The sickeningly sweet and earthy smell of marijuana smoke is probably my least favorite scent in the world. For so many Yalies it’s something casual. We joke about what people did when they were high or how often people smoke, and then we forget about it, right?
It’s funny how memory works: the smell is so deeply attached to images in my head and memories I would pay to forget. But here on campus, in the safety of your dorm room or apartment, it means nothing more than a burning plant and a chemical reaction in your brain.
I see the endless deserts of Northern Mexico. I see the border. I remember the phone call one evening in March a few years ago when we were told that my cousins, living somewhere along the border at the time, had been killed. They had been shot in the chest, while their baby was left crying in the back seat of their car until someone found him. I see the health centers that women run into and are later dragged out of, dead or alive, when they run away from local gang leaders and “narcos” who want them for their own.

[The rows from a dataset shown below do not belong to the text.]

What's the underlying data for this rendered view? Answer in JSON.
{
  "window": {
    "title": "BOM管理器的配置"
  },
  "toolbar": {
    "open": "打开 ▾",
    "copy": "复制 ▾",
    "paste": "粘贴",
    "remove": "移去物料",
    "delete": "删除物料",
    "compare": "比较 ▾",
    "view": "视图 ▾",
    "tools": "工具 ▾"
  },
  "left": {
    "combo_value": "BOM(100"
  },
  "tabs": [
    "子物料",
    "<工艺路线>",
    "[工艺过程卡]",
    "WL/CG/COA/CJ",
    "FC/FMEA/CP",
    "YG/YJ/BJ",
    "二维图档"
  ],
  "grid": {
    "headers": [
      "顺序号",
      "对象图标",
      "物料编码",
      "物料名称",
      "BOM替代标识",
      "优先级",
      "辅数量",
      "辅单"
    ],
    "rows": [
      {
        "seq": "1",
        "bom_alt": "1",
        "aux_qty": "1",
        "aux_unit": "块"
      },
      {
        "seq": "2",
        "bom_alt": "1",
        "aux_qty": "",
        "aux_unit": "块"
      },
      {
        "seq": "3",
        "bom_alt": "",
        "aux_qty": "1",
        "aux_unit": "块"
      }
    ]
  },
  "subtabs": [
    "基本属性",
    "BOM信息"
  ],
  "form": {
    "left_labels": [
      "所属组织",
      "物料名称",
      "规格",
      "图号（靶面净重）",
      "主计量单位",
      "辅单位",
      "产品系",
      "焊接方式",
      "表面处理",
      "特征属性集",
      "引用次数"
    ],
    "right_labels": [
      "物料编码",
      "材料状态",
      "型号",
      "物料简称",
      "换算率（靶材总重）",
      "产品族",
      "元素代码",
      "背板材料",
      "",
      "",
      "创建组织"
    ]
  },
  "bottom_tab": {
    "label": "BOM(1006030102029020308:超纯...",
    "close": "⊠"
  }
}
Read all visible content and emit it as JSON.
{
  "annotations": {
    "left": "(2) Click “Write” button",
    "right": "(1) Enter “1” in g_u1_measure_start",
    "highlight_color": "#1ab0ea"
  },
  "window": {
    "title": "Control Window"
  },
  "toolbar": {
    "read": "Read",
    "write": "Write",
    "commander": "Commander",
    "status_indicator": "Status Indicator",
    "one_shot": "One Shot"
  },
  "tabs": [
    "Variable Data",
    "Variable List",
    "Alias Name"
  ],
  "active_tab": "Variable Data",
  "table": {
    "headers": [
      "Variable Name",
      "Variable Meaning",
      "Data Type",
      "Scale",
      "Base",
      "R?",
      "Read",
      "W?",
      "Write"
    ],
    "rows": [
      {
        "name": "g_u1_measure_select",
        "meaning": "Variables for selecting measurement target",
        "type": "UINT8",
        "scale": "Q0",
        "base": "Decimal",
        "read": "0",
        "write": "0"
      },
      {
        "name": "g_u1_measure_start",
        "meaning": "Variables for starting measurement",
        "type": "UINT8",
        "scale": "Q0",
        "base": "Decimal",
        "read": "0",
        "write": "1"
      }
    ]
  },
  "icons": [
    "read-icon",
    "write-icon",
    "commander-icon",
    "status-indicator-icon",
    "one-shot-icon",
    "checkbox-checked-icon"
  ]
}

My options always seemed so limited. I wasn’t a voice people were excited to hear at a party. Friends stared at me blankly when I told them I hated the smell of marijuana. All I saw were burning dollar signs going straight into the hands of local dealers, and then into the pockets of men working a system that leaves blood on the hands of every individual from here to Mexico to Colombia. What stays behind, in the residual cloud of smoke, is the collateral damage.
I wanted some cold, calculated way that I could present a case against drug use, separating me from it entirely. Somehow quoting statistics and death tolls and reading my news alerts gave me credibility and people listened. I made it part of my thesis.
I wanted to ask my friends to stop smoking. No matter how good I became at paralyzing my face when people talked about their drug use, it will always be a reality for me. My cousin died when she was 22, the same age I am today. But it’s never been easy to be an activist in any field: it’s difficult to know what I could or should say, how to package it or what would make any sort of difference.
And so I have sought a quiet, internal grace — as I tell you why I don’t smoke without causing you to turn away from my words.
This is my cause. So many of us are looking for missions to push us through life, and to give meaning to our daily toil. Sometimes we take them on; sometimes they fall into our laps and inspire us through the rest of our days. When that day comes, how do you put yourself outside of the issue, so you know how to approach it in a broad discussion? When you really care about something, how do you learn to talk about it outside of the language you grew up with, outside of your memories and experiences and hopes for change?
Maybe the most important piece of this search for a “life mission” is an understanding that no part of it will be easy. It’s a journey often filled with uncertainty.
Some of my friends have left these difficult conversations with me feeling attacked — like I paint myself the victim and they the villains. Some are left speechless. It’s almost like a wall comes up between us, where their use becomes an even more private feature of their lives — as if they are protecting me. As I ask my friends to reject what has become normal, I have to be prepared for however they react.
And so if you give yourself to a mission, make a promise that you’ll keep something for yourself. Spending day after day worrying about your work and how people respond to your words is draining. You may believe wholeheartedly in what you are doing and where you are going, but that will not give you the balance and strength you need to keep fighting in the long run. Appreciate the opinions of those around you, but also carve out some space in your head where you can take a step back and consider your case.
Balance your mission with space for reflection. This is where I find grace. No one can ever take it away from you.